Green and McKay didn't do so well their first tryout. In fact, they placed last.

But Green was determined to be a part of the New Brunswick team, so he visited the organizer, who told him: "We're having another tryout, and it's going to be all-day and if you can pass the test then you're welcome to come and try out."

"So he added my name to the list. But I came over, and I would say there were about 65 for the last tryout, and before the day was over, there was only 29 left," he said.

Green was one of the 29.

Now the time had come to pick the team. Each competitor had to pick eight other men and seat alternates. Green said he was named by every other paddler, so he made the team of eight.

"Now, we'll pick the captains," he said. "They asked if I would be assistant captain. I love competing. I love racing."

But this wasn't Green's first attempt at canoe racing.

"Before that, Bill McKay and I were in a race from Doaktown to Blackville," he said.

"We was up against the Brophys from Blackville, which was champion. They had a canoe made by Chestnut for racing, and we just had an ordinary canoe made by Chestnut but not for racing, and we beat them and we beat them badly."

Green was the assistant captain and was often found at the stern of the canoe.

"I was in that boat every day except for five of them," he said. "And really, a lot of those days was because the water was so rough in some of the big lakes that you couldn't paddle in it. It wasn't safe."

At 33 years old, he said, he was paddling 60 strokes a minute. There was no room for error.

Manitoba won, but the long journey ended well for the New Brunswick team as well.

"We ended up in fifth place," Green said. "We beat out two professional teams.

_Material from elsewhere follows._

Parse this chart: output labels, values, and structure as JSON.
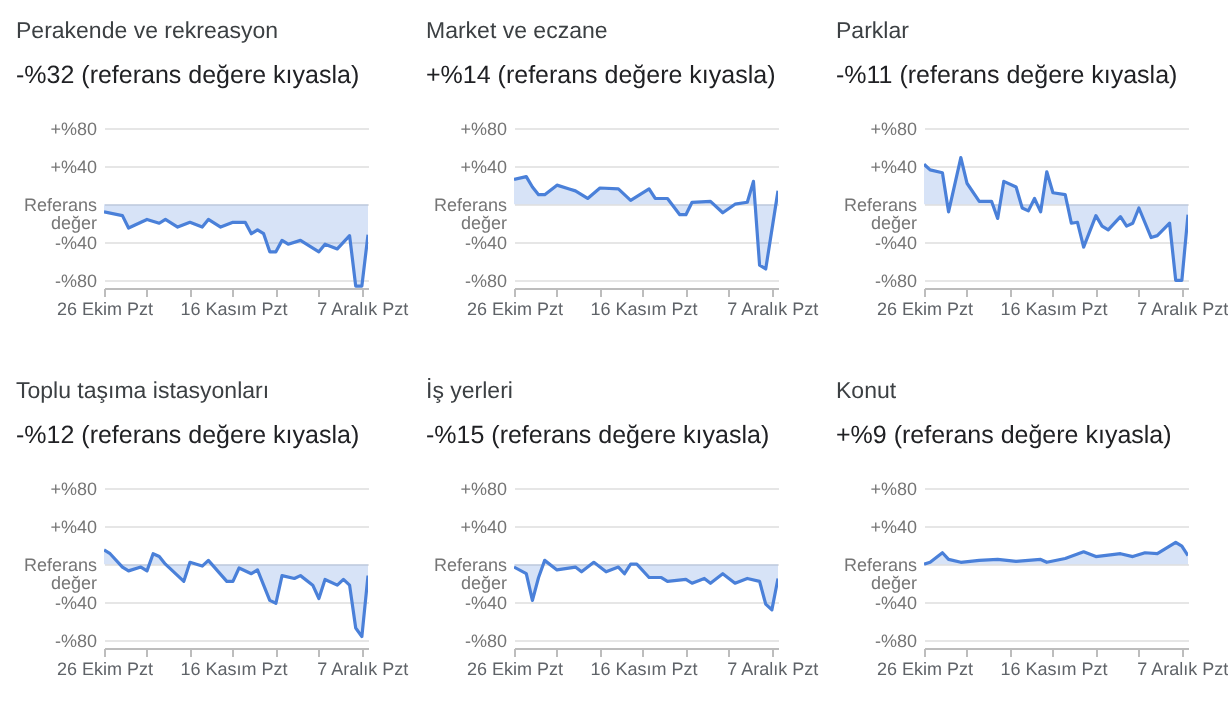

We beat out Saskatchewan and Quebec."

Boiestown home

Shaped from fibreglass, the 25 feet long canoe is the flagship of the boat collection at the Boiestown woodsmen's museum.

The museum even constructed a boathouse to house the vessel when it first arrived on permanent loan from the New Brunswick Museum in 2013, said Beatrice Price, Executive Director of the Woodman's Museum.

"It is important for us to have it here because we are a history museum," she said. "We preserve not only our local, but also our provincial history and we like to keep it close to Mervin.

"It's an amazing piece of history. And it's gorgeous and a real big part of our Boistown history."

Green, who grew up in the area, added that he's happy the canoe has a home.

"Years ago they had it in a shed in Saint John," he said. "Then a boat group brought it out to the headpond near Fredericton, and they didn't treat it right."

He said the canoe filled up with water and then it just sat around until the museum found it and fixed it up.

"And they did a beautiful job restoring it," he said. "It still has most of it's original paint."